Depois de recorrer às instâncias que estavam ao seu alcance, Larissa e outros sabatistas que enfrentavam o mesmo problema – inclusive pessoas da região norte do Paraná – solicitaram intervenção judicial das sedes administrativas da Igreja Adventista do Sétimo Dia. Foi então que o setor jurídico da denominação para oeste e norte do Estado, em conjunto com advogados dos escritórios do Sul do Brasil e da América do Sul, iniciaram protocolos a fim de alcançar a liberação tanto para Larissa, quanto aos outros sabatistas da região. Ao não receberem uma determinação da superintendência, órgão que fiscaliza as atividades e os direitos dos funcionários junto a empresa, o setor jurídico reiterou o pedido e o encaminhou para uma instância superior – a superintendência nacional.

Enquanto o processo estava em andamento, Larissa recebeu a resposta de sua oração de uma forma inusitada e que, na verdade, não veio da área jurídica, mas por meio de uma promoção de função oferecida por seu chefe. Em seu novo cargo, a funcionária revela que sua fé não é mais um empecilho para sua chefia. “Deus sempre responde nossa oração e nos surpreende”, enfatiza, ao comentar sobre a solução recebida.

Igreja à frente da liberação de sabatistas

Já em relação ao processo junto aos outros sabatistas, que apenas teve seu desfecho em dezembro de 2020, resultou na autorização para que todos os funcionários da empresa que guardam o sábado se ausentem de suas atividades no período e possam cumprir suas cargas horárias em outros períodos. Diante do caso e dos impactos que ele representa para o grupo de sabatistas, o pastor Paulo Orling, líder de Liberdade Religiosa para a região oeste paranaense, explica que a Igreja Adventista se junta a outros defensores da liberdade de expressão em prol de todos os fiéis de qualquer denominação.

“Pelo testemunho fiel destes guardadores do sábado e a pronta atuação do setor jurídico da igreja, adventistas e demais grupos que observam o sábado se sentem seguros para o desempenho de suas funções, sem se sentirem violados em uma de suas crenças mais fundamentais. Isso se reveste de importância ainda maior quando consideramos o papel profético dos adventistas no cumprimento da missão de avisar o mundo sobre os eventos finais. É como ganhar fôlego para avançar mais rápido”, conclui.
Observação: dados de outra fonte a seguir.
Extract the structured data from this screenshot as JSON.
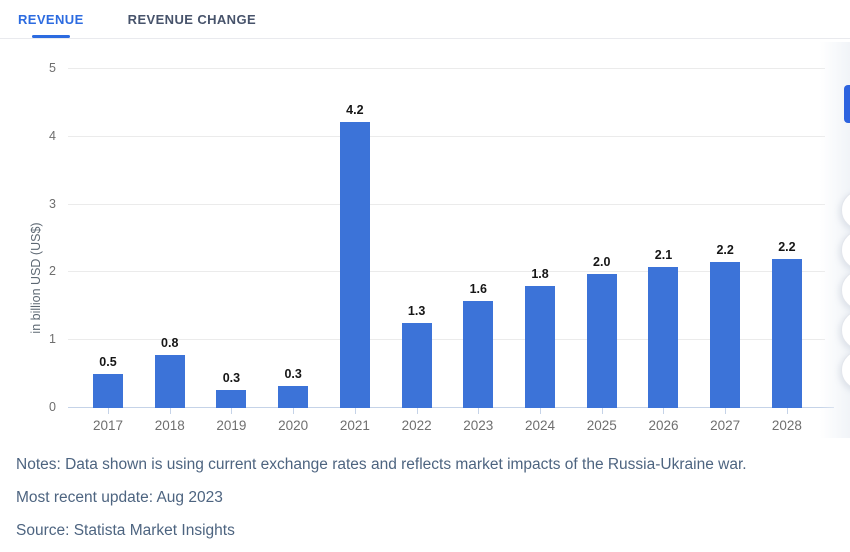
{
  "tabs": {
    "revenue": "REVENUE",
    "revenue_change": "REVENUE CHANGE"
  },
  "chart_data": {
    "type": "bar",
    "title": "",
    "categories": [
      "2017",
      "2018",
      "2019",
      "2020",
      "2021",
      "2022",
      "2023",
      "2024",
      "2025",
      "2026",
      "2027",
      "2028"
    ],
    "values": [
      0.5,
      0.78,
      0.27,
      0.33,
      4.22,
      1.25,
      1.58,
      1.8,
      1.97,
      2.08,
      2.16,
      2.2
    ],
    "bar_labels": [
      "0.5",
      "0.8",
      "0.3",
      "0.3",
      "4.2",
      "1.3",
      "1.6",
      "1.8",
      "2.0",
      "2.1",
      "2.2",
      "2.2"
    ],
    "xlabel": "",
    "ylabel": "in billion USD (US$)",
    "ylim": [
      0,
      5
    ],
    "yticks": [
      0,
      1,
      2,
      3,
      4,
      5
    ],
    "grid": true,
    "legend_position": "none",
    "bar_color": "#3c73d8"
  },
  "footer": {
    "notes": "Notes: Data shown is using current exchange rates and reflects market impacts of the Russia-Ukraine war.",
    "most_recent_update": "Most recent update: Aug 2023",
    "source": "Source: Statista Market Insights"
  },
  "colors": {
    "accent_blue": "#2c6be0",
    "bar_blue": "#3c73d8",
    "axis_line": "#c5d3e8",
    "gridline": "#ebebeb",
    "footer_text": "#4d6480"
  },
  "side_toolbar": {
    "button_color": "#2d63df",
    "circle_count": 5
  }
}
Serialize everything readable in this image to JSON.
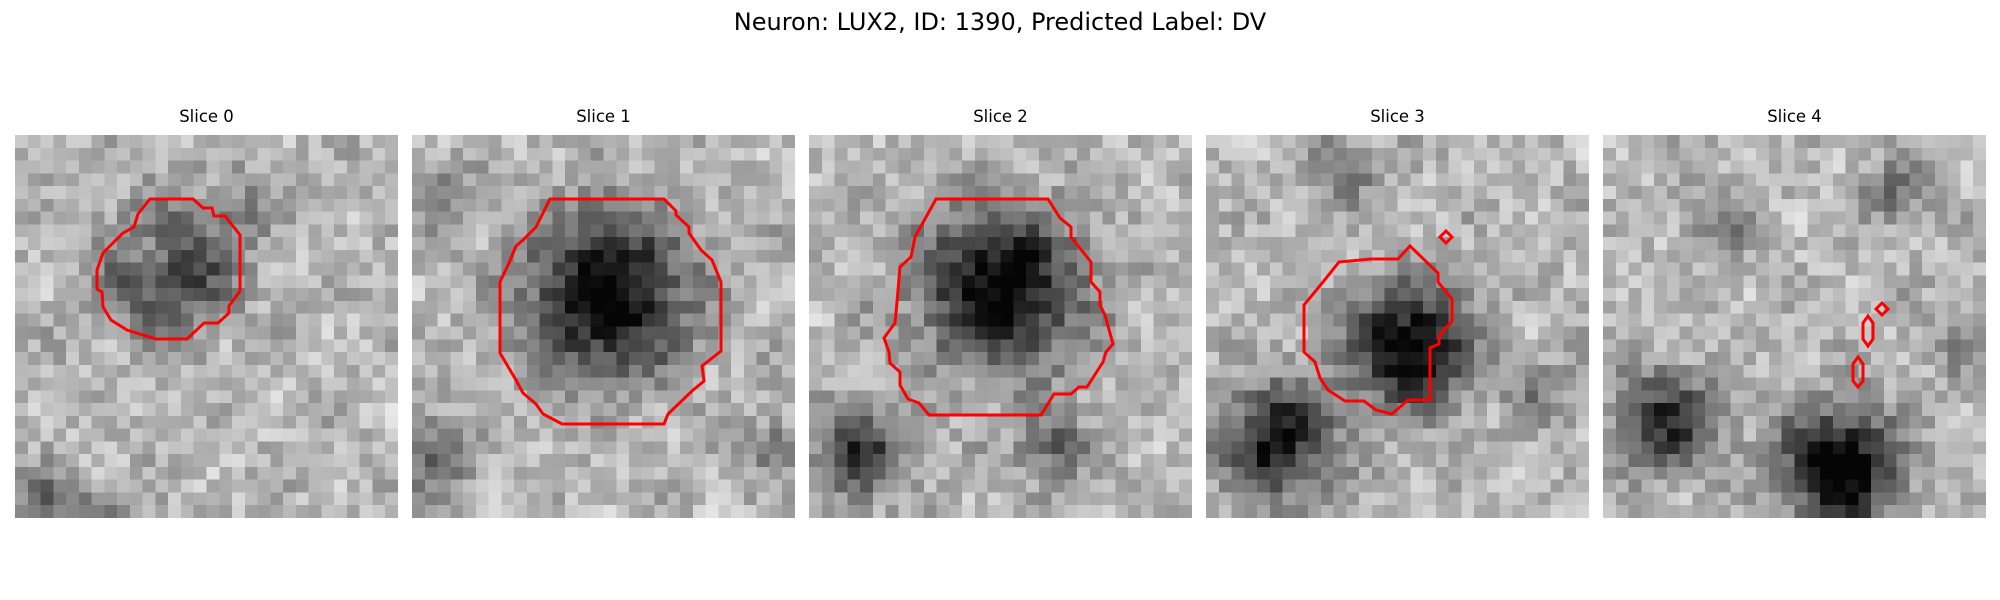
{
  "figure": {
    "title": "Neuron: LUX2, ID: 1390, Predicted Label: DV",
    "contour_color": "#ff0000",
    "colormap": "gray"
  },
  "slices": [
    {
      "title": "Slice 0"
    },
    {
      "title": "Slice 1"
    },
    {
      "title": "Slice 2"
    },
    {
      "title": "Slice 3"
    },
    {
      "title": "Slice 4"
    }
  ]
}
A advogada Ellen Reis, da sede adventista para o oeste do Paraná, conta como foi importante a parceria entre as diferentes regiões em prol dos sabatistas de todo o país. “Foi uma conquista para a liberdade religiosa e, apesar de termos listado os nomes de pessoas específicas que estavam passando por isso, [o caso] tem um alcance para todo mundo que está passando por essa situação”, comenta.